¿Labios agrietados y doloridos? Los hábitos comunes que empeoran su estado y los remedios caseros para devolverles la suavidad
La piel de los labios es hasta tres veces más delgada que la del resto del rostro y carece por completo de glándulas sebáceas —las responsables de producir la grasa natural que protege la piel—, lo que la convierte en una zona particularmente vulnerable a la pérdida de humedad.
Esa fragilidad estructural explica por qué los labios agrietados y doloridos afectan a millones de personas en cualquier época del año, y no solo durante el invierno.
Por qué los labios se resecan y agrietan La ausencia de glándulas que produzcan sebo propio obliga a los labios a depender casi exclusivamente de factores externos para mantener su barrera de humedad.
Según la Clínica Cleveland, cuando esa barrera se rompe, la piel labial se vuelve sensible a una serie de desencadenantes: exposición solar, frío, viento, ambientes con calefacción o aire acondicionado y respiración bucal prolongada.

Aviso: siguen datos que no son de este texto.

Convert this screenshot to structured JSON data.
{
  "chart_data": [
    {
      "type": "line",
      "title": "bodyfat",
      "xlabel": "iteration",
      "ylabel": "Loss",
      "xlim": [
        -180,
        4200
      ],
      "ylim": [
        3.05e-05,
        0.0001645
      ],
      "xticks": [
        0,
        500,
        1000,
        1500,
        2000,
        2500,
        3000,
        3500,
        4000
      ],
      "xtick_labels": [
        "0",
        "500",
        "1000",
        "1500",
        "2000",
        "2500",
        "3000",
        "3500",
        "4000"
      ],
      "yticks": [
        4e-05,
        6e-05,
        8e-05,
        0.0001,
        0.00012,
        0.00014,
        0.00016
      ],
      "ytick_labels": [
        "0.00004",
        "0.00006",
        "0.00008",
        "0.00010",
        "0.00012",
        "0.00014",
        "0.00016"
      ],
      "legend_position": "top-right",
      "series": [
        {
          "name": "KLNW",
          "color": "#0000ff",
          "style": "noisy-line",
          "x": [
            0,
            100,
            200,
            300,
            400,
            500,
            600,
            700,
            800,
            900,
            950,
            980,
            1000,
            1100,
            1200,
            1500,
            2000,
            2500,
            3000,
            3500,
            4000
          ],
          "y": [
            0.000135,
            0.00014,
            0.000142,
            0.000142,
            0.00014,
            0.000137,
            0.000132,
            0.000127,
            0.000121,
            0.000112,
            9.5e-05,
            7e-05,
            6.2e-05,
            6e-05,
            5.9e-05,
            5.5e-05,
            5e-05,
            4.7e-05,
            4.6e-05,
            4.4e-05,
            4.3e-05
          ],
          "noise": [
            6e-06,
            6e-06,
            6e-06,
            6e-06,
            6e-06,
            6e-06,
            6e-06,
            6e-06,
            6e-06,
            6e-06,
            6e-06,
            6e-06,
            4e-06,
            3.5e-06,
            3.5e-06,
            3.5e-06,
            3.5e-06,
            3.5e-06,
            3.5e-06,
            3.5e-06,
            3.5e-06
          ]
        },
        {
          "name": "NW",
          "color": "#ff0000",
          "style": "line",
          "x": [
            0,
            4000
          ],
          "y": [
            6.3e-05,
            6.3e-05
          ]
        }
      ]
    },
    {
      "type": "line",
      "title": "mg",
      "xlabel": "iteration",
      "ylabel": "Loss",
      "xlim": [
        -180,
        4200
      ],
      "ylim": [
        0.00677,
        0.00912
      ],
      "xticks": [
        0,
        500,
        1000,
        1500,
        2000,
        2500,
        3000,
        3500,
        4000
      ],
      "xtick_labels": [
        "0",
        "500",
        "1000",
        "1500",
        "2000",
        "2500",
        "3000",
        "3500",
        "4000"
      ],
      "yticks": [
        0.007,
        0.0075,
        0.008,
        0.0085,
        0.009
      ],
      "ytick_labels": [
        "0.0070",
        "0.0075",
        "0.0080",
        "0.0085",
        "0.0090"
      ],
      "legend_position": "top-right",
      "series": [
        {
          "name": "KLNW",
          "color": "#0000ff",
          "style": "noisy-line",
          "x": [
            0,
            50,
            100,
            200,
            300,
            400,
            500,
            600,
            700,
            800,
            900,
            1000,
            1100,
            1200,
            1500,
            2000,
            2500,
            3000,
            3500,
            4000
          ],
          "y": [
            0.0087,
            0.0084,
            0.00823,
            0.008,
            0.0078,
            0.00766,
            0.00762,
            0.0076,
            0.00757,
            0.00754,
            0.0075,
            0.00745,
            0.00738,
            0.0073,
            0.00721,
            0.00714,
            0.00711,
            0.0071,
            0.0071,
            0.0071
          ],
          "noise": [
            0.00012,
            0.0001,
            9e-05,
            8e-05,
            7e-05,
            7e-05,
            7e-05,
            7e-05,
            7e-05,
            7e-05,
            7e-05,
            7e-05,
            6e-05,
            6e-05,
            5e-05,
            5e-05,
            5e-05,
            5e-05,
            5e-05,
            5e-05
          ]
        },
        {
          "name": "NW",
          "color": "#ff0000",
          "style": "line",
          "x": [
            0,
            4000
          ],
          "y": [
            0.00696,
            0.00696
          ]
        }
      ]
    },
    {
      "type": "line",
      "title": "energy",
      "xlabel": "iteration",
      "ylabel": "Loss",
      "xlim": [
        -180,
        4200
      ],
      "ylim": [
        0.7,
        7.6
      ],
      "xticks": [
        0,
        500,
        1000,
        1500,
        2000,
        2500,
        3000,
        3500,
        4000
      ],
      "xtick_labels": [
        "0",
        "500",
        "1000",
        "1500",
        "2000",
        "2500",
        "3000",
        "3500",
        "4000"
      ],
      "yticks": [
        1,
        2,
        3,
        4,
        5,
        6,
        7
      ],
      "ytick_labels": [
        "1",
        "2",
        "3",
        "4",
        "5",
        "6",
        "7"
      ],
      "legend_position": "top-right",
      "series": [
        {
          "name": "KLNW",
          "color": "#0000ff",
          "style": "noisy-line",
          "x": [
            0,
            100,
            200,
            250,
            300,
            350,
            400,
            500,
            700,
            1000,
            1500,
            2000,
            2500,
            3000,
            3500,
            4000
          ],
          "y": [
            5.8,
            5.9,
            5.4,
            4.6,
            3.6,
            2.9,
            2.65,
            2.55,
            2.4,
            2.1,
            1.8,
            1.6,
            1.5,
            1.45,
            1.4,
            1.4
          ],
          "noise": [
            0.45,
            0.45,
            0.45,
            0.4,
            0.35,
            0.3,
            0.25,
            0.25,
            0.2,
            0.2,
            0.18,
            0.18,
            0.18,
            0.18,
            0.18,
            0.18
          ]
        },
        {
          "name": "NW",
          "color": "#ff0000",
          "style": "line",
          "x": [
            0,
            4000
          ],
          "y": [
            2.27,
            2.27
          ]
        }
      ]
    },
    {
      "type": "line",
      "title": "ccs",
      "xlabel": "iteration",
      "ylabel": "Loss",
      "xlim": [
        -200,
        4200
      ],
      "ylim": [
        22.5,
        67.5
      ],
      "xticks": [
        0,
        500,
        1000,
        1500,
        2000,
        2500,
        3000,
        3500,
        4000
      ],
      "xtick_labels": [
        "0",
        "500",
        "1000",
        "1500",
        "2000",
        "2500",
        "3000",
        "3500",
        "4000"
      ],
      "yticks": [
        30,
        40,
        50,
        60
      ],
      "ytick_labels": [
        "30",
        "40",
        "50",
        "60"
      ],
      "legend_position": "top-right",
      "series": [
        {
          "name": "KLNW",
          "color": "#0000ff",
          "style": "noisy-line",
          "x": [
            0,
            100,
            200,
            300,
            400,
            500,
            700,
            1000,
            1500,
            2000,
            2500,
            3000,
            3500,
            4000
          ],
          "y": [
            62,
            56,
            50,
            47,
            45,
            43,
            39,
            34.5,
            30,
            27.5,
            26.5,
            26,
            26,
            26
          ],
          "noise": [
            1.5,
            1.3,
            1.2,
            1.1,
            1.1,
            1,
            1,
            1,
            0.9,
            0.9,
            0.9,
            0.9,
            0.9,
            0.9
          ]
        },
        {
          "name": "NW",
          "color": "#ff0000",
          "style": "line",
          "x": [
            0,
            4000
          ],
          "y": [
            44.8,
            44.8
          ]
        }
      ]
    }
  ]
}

A nivel clínico, la Biblioteca Nacional de Medicina de Estados Unidos (NIH) describe la queilitis como una inflamación del tejido labial con múltiples posibles causas.
Entre ellas figuran deficiencias nutricionales de hierro, zinc y vitaminas del complejo B; alergias de contacto; infecciones por Candida albicans ; y el uso prolongado de medicamentos como retinoides sistémicos o litio.

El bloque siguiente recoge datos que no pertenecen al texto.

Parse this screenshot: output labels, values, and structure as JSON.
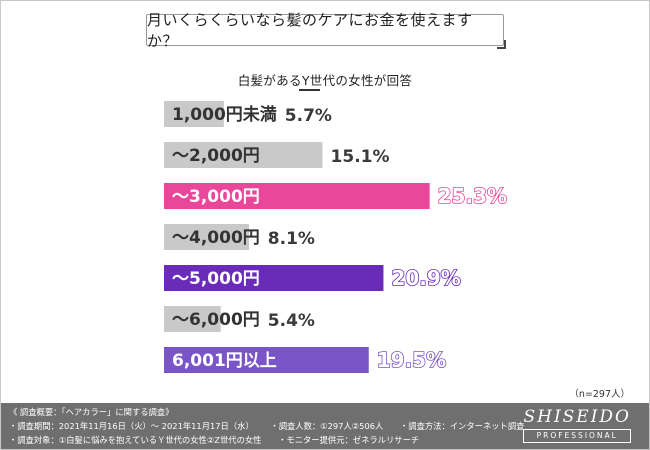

La deshidratación generalizada también reduce el volumen de agua disponible en los tejidos, lo que reseca la piel labial desde adentro hacia afuera.
Hábitos cotidianos que dañan la piel labial Más allá de los factores ambientales, existe una serie de conductas diarias que agravan el estado de los labios sin que quienes las practican lo adviertan.
La Academia Americana de Dermatología (AAD) identifica el hábito de lamer los labios como un hábito que reseca aún más la piel labial: aunque produce una sensación momentánea de alivio, la saliva evapora rápidamente y arrastra consigo la poca humedad residual que los labios conservaban.
Morder o arrancar la piel descamada es otro error frecuente.
Según un estudio en PMC sobre queilitis y daño por manipulación mecánica, remover el tejido seco de forma manual genera microdesgarros que retrasan la cicatrización y abren la puerta a irritaciones secundarias.
A eso se suma el uso de productos con ingredientes que, pese a su popularidad, resultan contraproducentes: mentol, alcanfor, eucalipto, fragancias artificiales, saborizantes cítricos o de menta y ácido salicílico.
La AAD advierte que muchas personas confunden la sensación de ardor o picazón que generan esos compuestos con una señal de que el producto “está funcionando”, cuando en realidad indica irritación activa.